This invention relates to the compression testing of materials and in particular to the testing of laminate samples.
It is known to test materials, to establish compression and shear parameters by placing test specimens of the material into a press and compressing them until they fail. An established method of testing a laminate sample of composite materials is to bond strain gauges and clamping surfaces to its surfaces and then to clamp it in a press. The sample is then subjected to a load and compressed until it fails. Deformation of the specimen is detected by the strain gauges and recorded against load so that the behaviour of the material can be analysed under different loads. The ends of the specimen usually have a plastic material bonded to them to prevent the sample failing at the points where it is gripped by the press. Irregularities in the grips of the press often cause localised points of stress which nip the ends of the sample and cause it to fail. Plastic pads smooth out irregularities and spread the load evenly over each end of the specimen.

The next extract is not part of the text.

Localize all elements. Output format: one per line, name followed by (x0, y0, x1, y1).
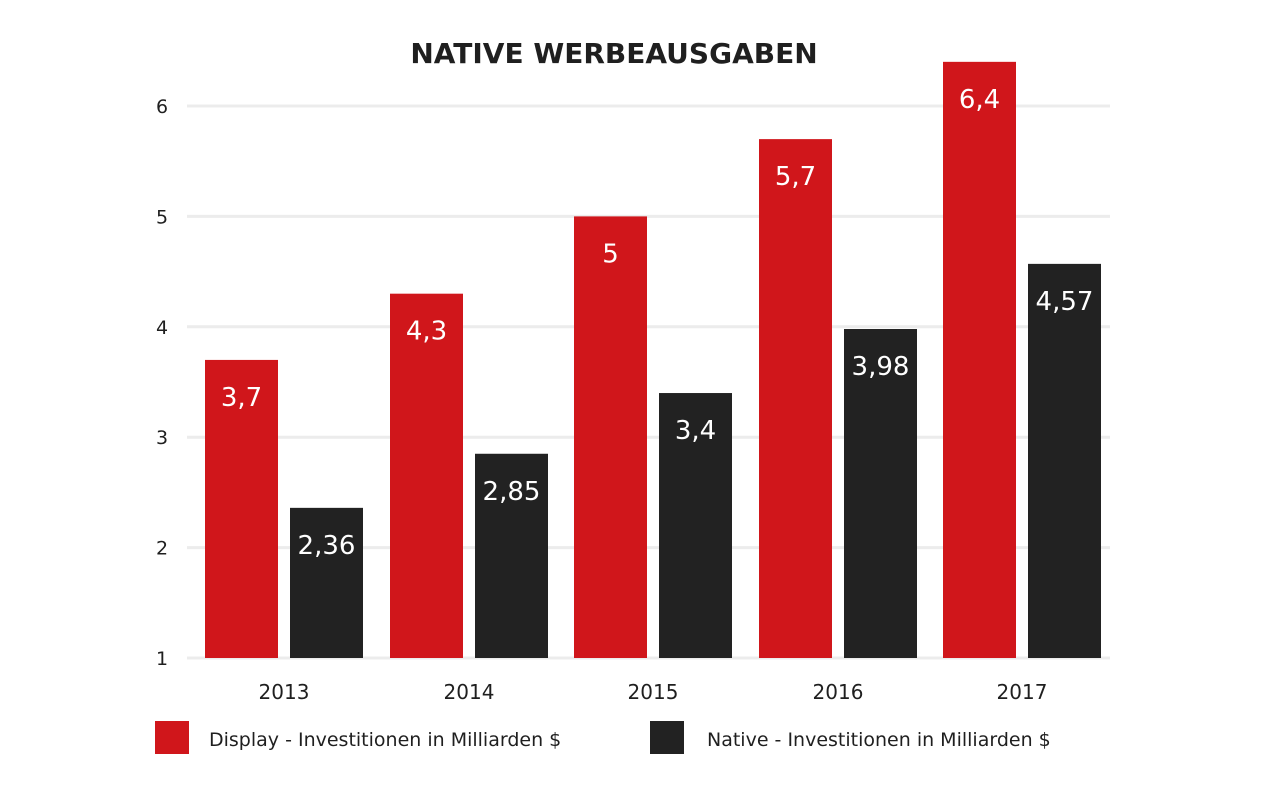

This method of testing samples is time consuming and costly. Because the strain gauges are bonded to the specimen under test it is not practical to remove them for re-use, consequently a new set of strain gauges is required for each sample to be tested which are then discarded with the specimen after test. Similarly applying uniform layers of plastic to the ends of each specimen is a time consuming and costly business.
Another problem arises when analysing specimens of multi angular laminates which compress to a considerable extent before they begin to fail, consequently very long samples are required for a compression test. The problem is that long strips are flexible and liable to buckle and snap before they have compressed very far. A method of overcoming failure of samples due to buckling is to place a stabiliser around the specimen to prevent it from flexing outwardly and snapping. One form of stabiliser, for example, consists of a solid rod of material with a slot along one side. The sample to be tested has its edge placed inside the slot and is then compressed; buckling of the sample is limited to the width of the slot which is just sufficient to allow failure of the sample due to compression.
A disadvantage of such stabilisers is that they are of a fixed slot width and limited to one particular specimen thickness, so different stabilisers are required for different specimens widths. Another problem encountered with fixed stabiliser arrangements is that the samples frequently jam tight into the stabiliser after failing and they are difficult to remove before inserting the next sample. The stabiliser is sometimes itself a source of failure if for instance the stabiliser should move laterally during compression of the sample it can cause the specimen to kink and sheer at the ends of the stabiliser.
A large number of specially prepared specimens are usually required to test for compression failure because many of the samples will snap due to nipping, buckling or kinking before they have reached the limit of their compressive properties and this increases the expense of the test. It would therefore be an advantage if a system could be implemented to eliminate failures due nipping, buckling or kinking so that specimens could be consistently induced to fail by compression. An object of the present invention is to eliminate such failures and reduce the time and cost of processing each specimen.